第17話 左腕に見えたモノ

 ここは14階、あと一つ階を降りなければ外に出られない。クルフルの言う通りで一人では無理だろう。


 ”焦り過ぎたかも。というか、強くなった気でいた”


 「あ、あのさ。またお願いしていい? 次の階でダンジョン出るよ」

 「いいけど。もしよかったら俺たちと一緒にやる?」

 「賛成! 魔法を使わずばっさばっさかっこいいよね」

 「え……」


 ”魔法を使わないのがかっこいい? 思った事もなかった”


 「私なんて、MP切れたら全く戦力にならないもの」

 「その代わりMP回復早いだろう」

 「スタミナも欲しかった。おかげで剣を振れないんだから」

 「うん? MP回復?」


 きょとんとしてシャンスが言うと、二人はマジかと驚いた顔で彼を見た。


 「サーチャーになった時に自分のステータス教えてもらっただろう? それにMP回復ってあったと思うけど。本当に何も知らずにやってきたの? 奇跡だね」

 「え? じゃスタミナとかも気にせずばっさばっさ? 凄すぎ」

 「いや、さっきヘロヘロになっていただろう。わかってないだけだと思うけど……。戻ったらギルドでステータス鑑定してもらって、今のステータス知った方がいいよ」

 「……うん。そうする」


 シャンスは、ズーンと落ち込んでいた。復讐すると思いながらもただがむしゃらではダメだったのだ。

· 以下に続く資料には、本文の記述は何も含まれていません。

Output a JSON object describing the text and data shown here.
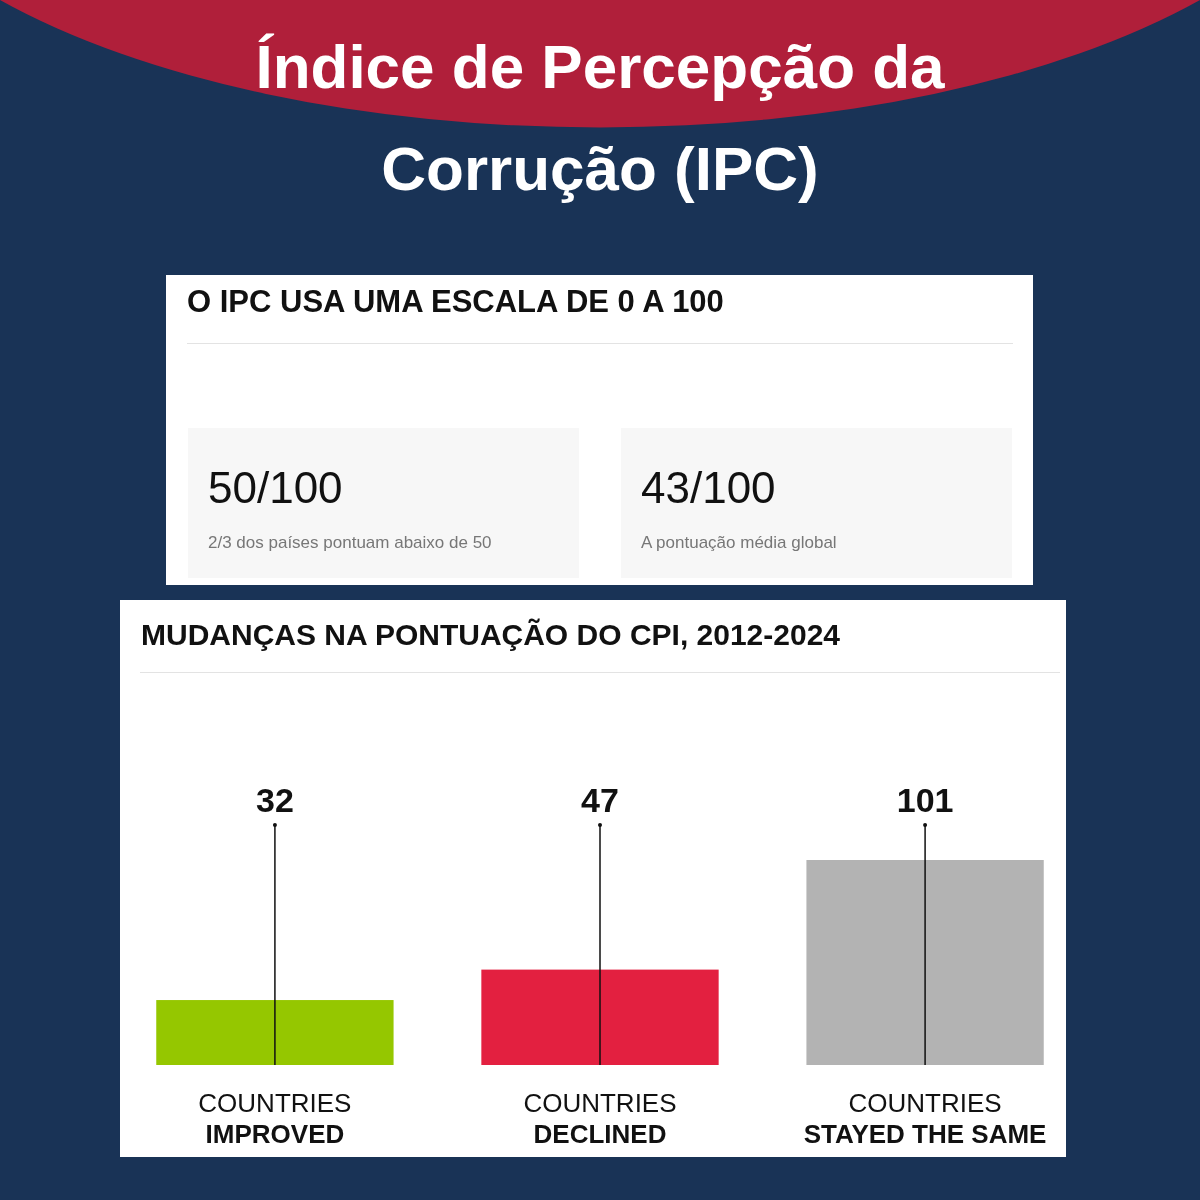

 ”でも僕は、MP回復は気にするなって言われたような”


 「うーん。お金に余裕があるならワンパラメータチェック買ったらどうかな? こういうの」


 そう言ってクルフルが左手をシャンスに見せる。腕に碧いリングを付けていて、それに『101/235』と浮かび上がっていた。


 「これは俺のMP。一度使うと1消費して、5分間で1回復するんだ。休憩しつつ狩れば結構長い間、狩れる」

 「もしかして最大MPが235?」

 「そうだ」


 ”僕の半分もない。きっとレベルは僕より上だよね? ここに来てるぐらいなんだから”


 「MPじゃなくて、HPもスタミナのもある。錬金術のだから錬金屋に行った方が安く買えるかもな」

 「錬金術で作れるんだ!」


 驚いたように言うシャンスに、そうだと二人は頷く。


 ”そういえばノートに僕のMPが載っていた。あれをリングとかに出来れば確かに便利だ。僕の場合は何がいいんだろう? MPはノートで見れるからなぁ。作らなくてもいいよね”


 「シャンは、魔法を使ってないからMPよりHPとかスタミナがいいかもな。スタミナが減ると色んなパラメータの数値が下がるから」

 「そういえば、スタミナは言われたような……」

 「不思議な人ね。強いのに色々知らないなんて」

 「あははは……」


 ”デビューしたてなんて言えないな。さらっと教わっただけで、後は一緒に行く先輩サーチャーに教わりながら学べって言われたからな。結局あの二人からは、何も教わってないけど”


 「あっ……」

 「うん?」


 クルフルが、左腕を凝視しているので覗き込めば、さっきはなかった痣が浮かび上がっている。


 「大丈夫?」

 「え? あぁ。なんか火照ってるけど、大丈夫……」

 「クルフル……これもしかして、おばあちゃんが言っていた」

 「おばあちゃん?」

 「な、何でもない。悪いけど俺達、やっぱり今日は一つ下の階で出るわ」

 「うん。わかった。じゃ僕もそうする」


 ”なんだろう? あの痣”


 変な病気なのだろうかと気になるも隠したいようなので、聞けなかった。

 三人は、15階まで行くとすぐにダンジョンから出てギルドの前で別れ、クルフル達はギルドに寄らず去って行く。


 ”それにしてもまだ並んでいるよ”


 シャンスが、行列に目を奪われているうちに、二人の姿はもう見えなくなっていた。





 「「ただいま」」

 「おかえり。クルフル、メレーフ」


 メレーフの母親ヒルダが嬉しそうに挨拶を返す。彼女は、濃い紫色の髪だが瞳は赤い。


 「おばあちゃん、起きてる?」

 「えぇ。どうしたの?」


 クルフルが聞くと頷くも不安げだ。


 「……ちょっとね」


 おばあちゃんの部屋へと三人で向かう。ドアをノックすると、はいと元気な返事が返ってきた。

 彼女もヒルダと同じ濃い紫の髪、それと碧い瞳。金ではなかった。


 「おや、今日は早かったね」

 「うん」


 沈んだ声で頷くクルフルは、おばあちゃんがいるベッドの前で暗い顔だ。


 「どうした?」

 「これ……」


 少し震えた声でクルフルは言いながら左手を見せた。さっきよりくっきりと痣が浮かび上がっている。


 「こ、これは!」

 「やっぱり。ばあちゃんが言っていた痣ってこれだったんだね。これって何?」

 「……たぶん、呪いだ。それが見つかると殺される」

 「「「え!」」」


 何となく呪いかもとは思っていたが、見つかれば殺されると聞き三人は驚いた。


 「呪いなら解けるよね? 俺、探すよ。50階以上のボスから出るから」

 「しかしボスとて、必ずドロップしないのではなかったのかい」

 「それは大丈夫。当てがあるんだ」

 「待って、クルフル。今の私たちじゃ50レベルのボス倒せないわよ。それどころか、そこまでたどり着けるかどうか。ううん。それよりもボスを探さないといけないわ」


 そう。ボスは一度倒したらそれっきり。他のモンスターはダンジョン内で復活するようだが、ボスにはそれがない。今回発見されたダンジョンへ行くしかないと覚悟を決めるクルフルだった。